Зина накрывала на стол, уходила на кухню, приносила посуду, не переставая рассказывать о том, что она работает участковым садоводом, что в настоящее время в саду идет обработка деревьев, которая проводится каждую весну. Щедров слушал и смотрел на ее фигуру в коротком, до колен, платье, на ее красивые, легко ступавшие ноги в стоптанных сандалетах, на каштановые волосы, все так же, как и раньше, спадавшие на уши. И вдруг он увидел, что между ним и Зиной уже нет ничего того, что было, когда они, взявшись за руки, уходили на кубанскую кручу. И то странное чувство, которое волновало его все эти дни, неожиданно куда-то пропало. Да, напрасно он сюда приехал. Что искал и чего ждал? И когда они сели пить чай, Щедров, боясь молчания, спросил:
– Как поживаешь, Зинаида?
– Когда-то, помню, называл Зиной.
– Да, было, все было.
– Зови так и сейчас… А живу – как видишь. – Она помолчала, не глядя на Щедрова. – Большая квартира, муж-директор. Весь день провожу в саду. Что еще надо? А весной и летом у нас хорошо! Какой воздух!
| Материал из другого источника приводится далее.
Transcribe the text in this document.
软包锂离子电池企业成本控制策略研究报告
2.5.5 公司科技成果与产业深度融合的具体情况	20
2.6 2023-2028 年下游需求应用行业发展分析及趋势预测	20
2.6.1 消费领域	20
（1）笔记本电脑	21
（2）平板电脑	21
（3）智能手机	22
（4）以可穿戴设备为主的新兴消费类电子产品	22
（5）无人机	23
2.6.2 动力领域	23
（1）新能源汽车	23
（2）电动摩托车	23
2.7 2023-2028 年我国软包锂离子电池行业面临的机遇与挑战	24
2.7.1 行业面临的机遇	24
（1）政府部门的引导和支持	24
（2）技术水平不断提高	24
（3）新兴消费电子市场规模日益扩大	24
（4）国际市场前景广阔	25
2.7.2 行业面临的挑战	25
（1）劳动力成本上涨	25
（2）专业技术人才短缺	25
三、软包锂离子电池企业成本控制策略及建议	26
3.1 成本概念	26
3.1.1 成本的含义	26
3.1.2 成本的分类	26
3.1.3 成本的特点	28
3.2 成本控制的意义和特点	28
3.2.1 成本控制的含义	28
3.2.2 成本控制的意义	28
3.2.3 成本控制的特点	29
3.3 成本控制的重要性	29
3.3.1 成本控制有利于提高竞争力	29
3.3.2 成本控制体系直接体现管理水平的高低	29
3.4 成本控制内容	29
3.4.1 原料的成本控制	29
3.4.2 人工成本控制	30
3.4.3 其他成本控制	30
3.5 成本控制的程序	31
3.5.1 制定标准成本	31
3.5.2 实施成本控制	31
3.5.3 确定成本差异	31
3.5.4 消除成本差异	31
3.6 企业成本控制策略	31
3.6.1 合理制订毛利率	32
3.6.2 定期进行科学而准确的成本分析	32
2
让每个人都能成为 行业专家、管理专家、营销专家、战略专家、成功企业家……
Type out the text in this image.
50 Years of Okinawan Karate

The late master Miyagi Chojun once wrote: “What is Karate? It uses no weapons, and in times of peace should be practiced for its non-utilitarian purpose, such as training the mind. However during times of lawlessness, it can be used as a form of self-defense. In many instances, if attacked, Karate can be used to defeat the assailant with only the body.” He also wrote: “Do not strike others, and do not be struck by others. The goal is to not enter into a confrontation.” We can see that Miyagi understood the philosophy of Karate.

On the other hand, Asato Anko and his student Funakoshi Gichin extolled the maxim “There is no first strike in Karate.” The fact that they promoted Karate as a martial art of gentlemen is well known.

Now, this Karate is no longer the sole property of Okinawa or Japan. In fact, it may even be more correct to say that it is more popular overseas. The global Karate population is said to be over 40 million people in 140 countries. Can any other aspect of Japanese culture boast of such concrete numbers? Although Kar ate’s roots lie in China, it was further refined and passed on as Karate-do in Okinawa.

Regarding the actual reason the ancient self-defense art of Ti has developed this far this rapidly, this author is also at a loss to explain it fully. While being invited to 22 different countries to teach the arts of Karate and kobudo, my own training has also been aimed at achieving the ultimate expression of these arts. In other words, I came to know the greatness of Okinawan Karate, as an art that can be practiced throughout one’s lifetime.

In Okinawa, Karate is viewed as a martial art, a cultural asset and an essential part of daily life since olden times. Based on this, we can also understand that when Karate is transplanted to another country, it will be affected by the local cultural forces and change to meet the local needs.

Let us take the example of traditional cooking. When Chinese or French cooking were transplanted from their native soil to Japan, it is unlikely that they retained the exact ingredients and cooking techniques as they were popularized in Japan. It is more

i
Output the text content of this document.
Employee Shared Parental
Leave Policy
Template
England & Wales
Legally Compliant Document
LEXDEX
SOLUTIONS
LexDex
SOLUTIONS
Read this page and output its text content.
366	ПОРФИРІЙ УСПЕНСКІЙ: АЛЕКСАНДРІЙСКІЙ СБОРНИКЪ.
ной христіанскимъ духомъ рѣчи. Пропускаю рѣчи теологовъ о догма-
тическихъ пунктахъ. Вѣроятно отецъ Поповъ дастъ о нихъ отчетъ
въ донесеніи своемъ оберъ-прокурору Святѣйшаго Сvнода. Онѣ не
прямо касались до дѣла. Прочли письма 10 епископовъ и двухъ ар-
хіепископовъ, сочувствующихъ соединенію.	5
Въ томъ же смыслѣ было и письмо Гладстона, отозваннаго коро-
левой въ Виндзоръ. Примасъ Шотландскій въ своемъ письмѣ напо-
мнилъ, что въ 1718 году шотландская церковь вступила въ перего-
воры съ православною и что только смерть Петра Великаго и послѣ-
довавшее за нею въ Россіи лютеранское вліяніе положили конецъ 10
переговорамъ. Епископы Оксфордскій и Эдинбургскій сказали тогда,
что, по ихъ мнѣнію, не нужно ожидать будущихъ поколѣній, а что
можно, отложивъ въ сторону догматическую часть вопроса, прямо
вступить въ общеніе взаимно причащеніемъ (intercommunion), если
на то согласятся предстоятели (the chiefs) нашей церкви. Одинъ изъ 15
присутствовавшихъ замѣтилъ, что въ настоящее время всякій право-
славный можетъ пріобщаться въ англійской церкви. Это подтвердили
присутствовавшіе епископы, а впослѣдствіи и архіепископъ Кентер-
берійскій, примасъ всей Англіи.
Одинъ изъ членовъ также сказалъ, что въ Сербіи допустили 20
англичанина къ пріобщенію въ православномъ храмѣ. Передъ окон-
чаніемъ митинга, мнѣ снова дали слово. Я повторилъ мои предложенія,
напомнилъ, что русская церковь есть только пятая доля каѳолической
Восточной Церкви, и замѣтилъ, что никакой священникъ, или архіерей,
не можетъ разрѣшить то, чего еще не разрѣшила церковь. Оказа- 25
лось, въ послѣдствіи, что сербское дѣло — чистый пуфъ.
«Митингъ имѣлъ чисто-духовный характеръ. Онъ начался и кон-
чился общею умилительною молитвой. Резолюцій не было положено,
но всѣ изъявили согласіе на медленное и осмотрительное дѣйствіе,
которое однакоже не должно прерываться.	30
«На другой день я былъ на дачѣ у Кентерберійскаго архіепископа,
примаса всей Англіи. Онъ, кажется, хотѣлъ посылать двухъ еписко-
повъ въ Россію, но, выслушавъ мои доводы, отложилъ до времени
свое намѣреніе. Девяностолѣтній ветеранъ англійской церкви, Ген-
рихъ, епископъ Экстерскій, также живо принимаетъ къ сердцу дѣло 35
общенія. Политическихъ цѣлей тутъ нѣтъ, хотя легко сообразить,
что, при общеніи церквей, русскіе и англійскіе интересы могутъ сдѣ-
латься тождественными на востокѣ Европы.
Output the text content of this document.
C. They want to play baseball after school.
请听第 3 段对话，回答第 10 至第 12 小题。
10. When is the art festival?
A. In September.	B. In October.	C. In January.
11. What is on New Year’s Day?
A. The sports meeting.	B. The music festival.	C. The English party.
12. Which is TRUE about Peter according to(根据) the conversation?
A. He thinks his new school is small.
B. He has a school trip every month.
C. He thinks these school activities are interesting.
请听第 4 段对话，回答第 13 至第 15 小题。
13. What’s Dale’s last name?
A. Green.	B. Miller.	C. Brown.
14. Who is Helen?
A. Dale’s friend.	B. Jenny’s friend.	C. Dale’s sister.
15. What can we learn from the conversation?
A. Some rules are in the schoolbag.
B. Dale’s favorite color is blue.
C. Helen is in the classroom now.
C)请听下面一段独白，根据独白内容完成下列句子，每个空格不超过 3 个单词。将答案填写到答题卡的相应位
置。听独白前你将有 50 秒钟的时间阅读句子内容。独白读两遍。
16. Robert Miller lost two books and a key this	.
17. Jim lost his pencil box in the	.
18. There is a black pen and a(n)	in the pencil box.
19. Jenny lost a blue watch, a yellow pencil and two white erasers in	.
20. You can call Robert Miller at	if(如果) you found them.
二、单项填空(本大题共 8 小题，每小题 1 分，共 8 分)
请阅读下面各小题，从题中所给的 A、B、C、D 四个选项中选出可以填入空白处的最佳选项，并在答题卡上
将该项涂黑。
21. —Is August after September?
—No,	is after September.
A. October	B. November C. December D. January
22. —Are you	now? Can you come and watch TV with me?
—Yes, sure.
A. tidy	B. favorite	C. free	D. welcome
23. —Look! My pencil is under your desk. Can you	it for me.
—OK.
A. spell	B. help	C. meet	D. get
Зелень, Кубань рядом. Прекрасно!
– Дети есть?
– Не обзавелась.
– Что ж так?
– Не знаю. – Невесело улыбнулась и потупила глаза. – Я как-то об этом не думала.
– Любишь мужа?
– Глупый, Антоша, вопрос.
– Значит, любишь?
– А как же! Конечно, люблю! – А в ее глазах: «Зачем, Антон? Лучше не будем об этом. Что тебе от того: люблю или не люблю?»
– Да, это верно…
– А как ты? Кончил учебу?
– Кончил.
– Не женился?
– Парубкую.
– Что ж так долго?
– Невеста не подросла…
Разговор оборвался, и они, смутившись, понимали, что им сказать-то друг другу нечего. Им не хотелось говорить ни о своей прежней любви, ни о Зинином замужестве, ни о том, что было у них на кубанской круче. Вспомнили о школьных друзьях – где они и как живут, кто женился и кто вышел замуж, говорили об Усть-Калитвинской и о тех переменах, которые произошли в их родной станице, о школе и о своих учителях и снова надолго умолкали.
Зина проводила Щедрова до машины, и в глазах ее снова был виден все тот же непонятный вопрос: «Зачем, Антон?»
– Антоша, теперь ты знаешь, где я живу.
– Я и раньше знал.
– Приезжай еще, если будет время. Обещаешь?
– Трудно обещать.
– Почему?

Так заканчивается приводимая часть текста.